Adam Scorgie - Contributed
Adam Scorgie
— image credit: Contributed

When Kelowna's Adam Scorgie set out to produce and co-create The Union: The Business Behind Getting High, he didn't imagine that Canadian MPs would be inviting him to Parliament Hill for screenings of the film.

But five years after the documentary's release, that's exactly what has happened.

Last week, Scorgie and director Brett Harvey were in Ottawa after Vancouver Quadra MP Joyce Murray's office invited the duo for a screening of the film.

Four MPs—two of them from the Conservative Party—attended the screening along with Liberal Justice and Human Rights critic, Irwin Cotler.

"It doesn't even seem real that MPs are taking (the documentary) so seriously—it's weird, I don't know how else to explain it," said Scorgie

"We knew once we finished the film that it could actually change things and open people's minds, but we never thought we'd be invited to this kind of political platform.
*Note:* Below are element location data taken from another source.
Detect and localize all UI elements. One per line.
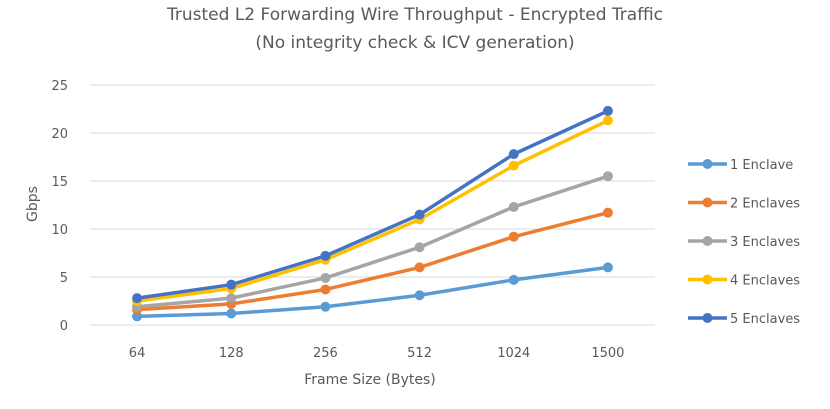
- data-point: [320, 301, 331, 312]
- data-point: [132, 293, 143, 304]
- y-tick-label: 10: [51, 223, 68, 238]
- data-point: [320, 284, 331, 295]
- legend-item: 3 Enclaves: [688, 235, 800, 250]
- data-point: [320, 272, 331, 283]
- series-line: [135, 109, 610, 300]
- y-tick-label: 5: [60, 271, 68, 286]
- x-tick-label: 512: [407, 346, 432, 361]
- legend-item: 5 Enclaves: [688, 312, 800, 327]
- data-point: [508, 201, 519, 212]
- x-tick-label: 64: [129, 346, 146, 361]
- legend-swatch-marker: [702, 236, 713, 246]
- series-lines: [132, 105, 613, 322]
- legend-item: 4 Enclaves: [688, 274, 800, 289]
- x-tick-label: 128: [219, 346, 244, 361]
- data-point: [226, 308, 237, 319]
- legend-swatch-marker: [702, 197, 713, 208]
- series-line: [135, 118, 610, 303]
- data-point: [508, 160, 519, 171]
- legend-item: 2 Enclaves: [688, 197, 800, 212]
- data-point: [602, 207, 613, 218]
- chart-title: Trusted L2 Forwarding Wire Throughput - …: [167, 5, 663, 25]
- y-tick-label: 0: [60, 319, 68, 334]
- legend-swatch-marker: [702, 274, 713, 285]
- data-point: [414, 290, 425, 301]
- x-axis-label: Frame Size (Bytes): [304, 372, 436, 388]
- y-tick-labels: 0 5 10 15 20 25: [51, 79, 68, 334]
- series-line: [135, 210, 610, 312]
- data-point: [414, 209, 425, 220]
- data-point: [508, 274, 519, 285]
- series-line: [135, 174, 610, 309]
- data-point: [508, 231, 519, 242]
- data-point: [226, 293, 237, 304]
- legend-swatch-marker: [702, 313, 713, 323]
- series-line: [135, 265, 610, 319]
- data-point: [602, 171, 613, 182]
- x-tick-labels: 64 128 256 512 1024 1500: [129, 346, 625, 361]
- x-tick-label: 1024: [497, 346, 530, 361]
- legend-label: 4 Enclaves: [730, 274, 800, 289]
- y-tick-label: 25: [51, 79, 68, 94]
- legend-label: 1 Enclave: [730, 158, 793, 173]
- series-5: [132, 105, 613, 304]
- data-point: [414, 262, 425, 273]
- legend-label: 5 Enclaves: [730, 312, 800, 327]
- x-tick-label: 1500: [591, 346, 624, 361]
- x-tick-label: 256: [313, 346, 338, 361]
- chart-subtitle: (No integrity check & ICV generation): [255, 33, 575, 53]
- legend: 1 Enclave 2 Enclaves 3 Enclaves 4 Enclaves 5…: [688, 158, 800, 327]
- data-point: [320, 250, 331, 261]
- data-point: [414, 242, 425, 253]
- legend-item: 1 Enclave: [688, 158, 793, 173]
- y-tick-label: 20: [51, 127, 68, 142]
- legend-label: 3 Enclaves: [730, 235, 800, 250]
- y-axis-label: Gbps: [25, 186, 41, 222]
- data-point: [602, 105, 613, 116]
- grid-lines: [90, 84, 655, 326]
- legend-swatch-marker: [702, 159, 713, 169]
- legend-label: 2 Enclaves: [730, 197, 800, 212]
- data-point: [602, 262, 613, 273]
- data-point: [602, 115, 613, 126]
- data-point: [226, 279, 237, 290]
- series-3: [132, 171, 613, 312]
- y-tick-label: 15: [51, 175, 68, 190]
- data-point: [508, 149, 519, 160]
According to Scorgie, it was Cotler's son who urged his father to watch the film. He added that Cotler's son used to be strongly against the legalization of marijuana; however, his view changed after watching The Union.

"The Liberal Party is looking at what they're calling the most sensible legalization bill to ever be passed in Canada. They want it to be a bipartisan issue."

Since the trip to Parliament Hill, Scorgie has received e-mails requesting boxes of his DVDs to be handed out to various MPs throughout the country.

"There is a chance that if this bill goes through next year that The Union will have played a part in the education process for how they draft the bill. It could literally affect history in some small way. . .we were ahead of our time."

Now Scorgie and Harvey are refocusing their efforts on The Culture High, a sequel to The Union.

"The Union really covered the business side and focused a lot on Canada and North America. The Culture High is going to look at a much more global perspective—how there seems to be a culture shift in the way people are looking at cannabis prohibition."

The crew behind The Culture High will be launching a Kickstarter campaign June 20 with the hope of raising $190,000 for a theatrical release of the new documentary.

"If 10 per cent of our Facebook followers were to pre-buy a copy of the film, we would get it into 50 to 100 theatres across North America.

"If we hit this goal, right off the bat we will be the largest funded Canadian documentary on Kickstarter in the company's history."

If all goes according to plan, Scorgie thinks a 2013 release is possible. He said that he's excited about the potential of the planned documentary.

"We're much better as film makers, we've got access to way more footage and bigger clientele and we have a new spin on the way we're going to tell this story."

Scorgie said that the recent Parliament Hill visit is going to be used in the Kickstarter promotional video and will likely be a part of The Culture High final product.